Sleepwalker (Nightwatcher #2)(55)
“No, that’s all right. I’m sure you need him at home.”
“I think you guys might need him more here.”
“We’re okay. Would you mind getting the girls to school tomorrow, though? They’ve missed two days this week with the closings, and—” Remembering, she says, “Mack can come get them and bring them to school. He’ll be around.”
Hearing his name, he looks over. “What’s that?”
“You can pick up the girls from Randi’s in the morning and drop them at school if I have to . . . be someplace else.”
“What’s tomorrow?”
“Tomorrow . . . ? I don’t even know what today is. I can’t think straight.”
“Today is Tuesday,” Randi tells them.
Allison and Mack exchange a startled glance. She knows he’s thinking exactly what she is: that things really do seem to happen on Tuesdays.
September 11 . . .
And the freak earthquake that shook Manhattan . . .
They even got the news about Jerry Thompson’s suicide on a Tuesday.
Jerry.
If Jerry is dead, then how . . . ?
Stop it, Allison. He’s dead. You know it.
That’s what Mack had told her earlier, when he first got home and she told him about the nightgown.
Yes, he’s dead. She knows. But . . .
“I can’t be here in the morning,” Mack is saying now. “I have a meeting.”
“You’re going to work?”
“Daddy always goes to work on Wednesday, Mommy,” Hudson reminds her.
“I know that, but I thought maybe Daddy would stay home tomorrow,” she says pointedly.
“Because Mrs. Lewis died? Does that mean you get to stay home, Daddy?”
“No, it does not mean I get to stay home, Huddy.”
Allison shoots him an incredulous look.
Seeing it, Randi quickly defuses the tension, saying, “Well, no matter what happens with that, there’s no need for you to come and get the girls to school. I’ll do it, and I’ll pick them up, too, so that you have one less thing to worry about. We’ll go out shopping and have ice cream. Maybe Lexi will come, too.”
“Randi, you don’t have to—”
The girls cut off Allison, thrilled about the prospect of an afternoon with Aunt Randi and Lexi, their own personal teen idol.
“The thing is,” Allison says, “you can only pick up Madison if you have our password to give the dismissal monitor. Otherwise, they won’t let you take her.”
Randi nods, familiar with the preschool’s many security measures. Her kids went there, too, years ago.

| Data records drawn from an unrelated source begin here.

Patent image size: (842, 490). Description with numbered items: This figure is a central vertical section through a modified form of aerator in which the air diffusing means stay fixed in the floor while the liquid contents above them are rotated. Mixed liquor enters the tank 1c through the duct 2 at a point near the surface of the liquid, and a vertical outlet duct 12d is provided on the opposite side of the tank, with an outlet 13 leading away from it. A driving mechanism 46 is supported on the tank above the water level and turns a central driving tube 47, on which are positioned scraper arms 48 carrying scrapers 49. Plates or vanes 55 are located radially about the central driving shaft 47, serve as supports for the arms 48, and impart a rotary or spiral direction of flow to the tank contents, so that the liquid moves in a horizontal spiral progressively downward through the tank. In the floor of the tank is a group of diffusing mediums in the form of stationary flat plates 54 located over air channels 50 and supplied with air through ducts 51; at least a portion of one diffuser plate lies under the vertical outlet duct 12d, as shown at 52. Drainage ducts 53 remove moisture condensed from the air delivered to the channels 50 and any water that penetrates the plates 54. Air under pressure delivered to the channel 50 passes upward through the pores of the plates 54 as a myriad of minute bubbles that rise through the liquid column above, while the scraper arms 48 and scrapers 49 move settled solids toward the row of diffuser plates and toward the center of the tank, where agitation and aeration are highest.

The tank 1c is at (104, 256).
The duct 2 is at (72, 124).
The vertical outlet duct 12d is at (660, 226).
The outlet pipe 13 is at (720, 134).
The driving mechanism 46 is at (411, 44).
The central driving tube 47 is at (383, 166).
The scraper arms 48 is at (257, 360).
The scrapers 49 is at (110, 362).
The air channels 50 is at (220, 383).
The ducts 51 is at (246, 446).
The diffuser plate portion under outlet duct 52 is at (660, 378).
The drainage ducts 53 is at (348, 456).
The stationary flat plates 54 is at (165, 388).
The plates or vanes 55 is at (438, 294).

Long gone are the days when a relative or friend can just pop in to pick up a student if the parents can’t make it due to the occasional mishap or emergency. The password system is simple, but it prevents unauthorized people—sometimes even noncustodial parents—from taking a child. Each family has a secret phrase the pinch hitter must tell them so that the school, and the child, will know that the person can be trusted and that the change in plans came from the parent.
“So what’s the password?”
“Cookie Monster,” Allison tells Randi. It’s been in place since the beginning of the year, but they’ve never had to use it yet.
“But where will you be, Mommy?” Maddy asks belatedly—and worriedly.
“Don’t worry, sweetie, I might have to run some errands and then I’ll meet you over at Aunt Randi’s. Okay?”
Having been listening to the details and looking as though she’s poised to make a to-do list, Hudson asks briskly, “Now, what about me?”
Good question.
The elementary school doesn’t have a password system. Every afternoon, the big yellow bus lets Hudson off just down the block from their house, and Allison meets her there.
Remembering the bus mishap she heard about at Randi’s party a few weeks ago, Allison immediately decides it’s best not to tamper with her daughter’s daily routine.
“How about if you just take the bus back here like you do every day, Huddy? Like I said, I’ll probably be here, too, but if I’m not, Aunt Randi will be waiting with Maddy. Is that okay, Aunt Randi?”
“Absolutely.”
“But we still get to go shopping and for ice cream?”
“Absolutely,” Randi assures again, and Hudson asks if J.J. will be able to come with them, too.
“Probably not,” Allison says quickly, thinking there’s no way she’d send Randi off with all three kids—plus Lexi, whose adolescent drama queen antics can be all-encompassing.
Though she wonders whether the police will be willing to talk to her if she’s got a squirming baby on her lap . . .
But Mack actually seems to think he might be going to work, despite all that’s happened here, so she may not have a choice.
“Come on, Rand,” he says, handing off J.J. into Allison’s waiting arms, “I’ll walk you guys out to the car.”
He takes the two overnight bags and herds everyone toward the back door after one last kiss and hug from Mommy. Randi parked on the driveway, which is, luckily, on the opposite side of the house from the Lewis home.
Left alone in the quiet house, Allison cuddles J.J. and kisses his fine baby hair. “It’s going to be okay,” she whispers, more to herself than to him.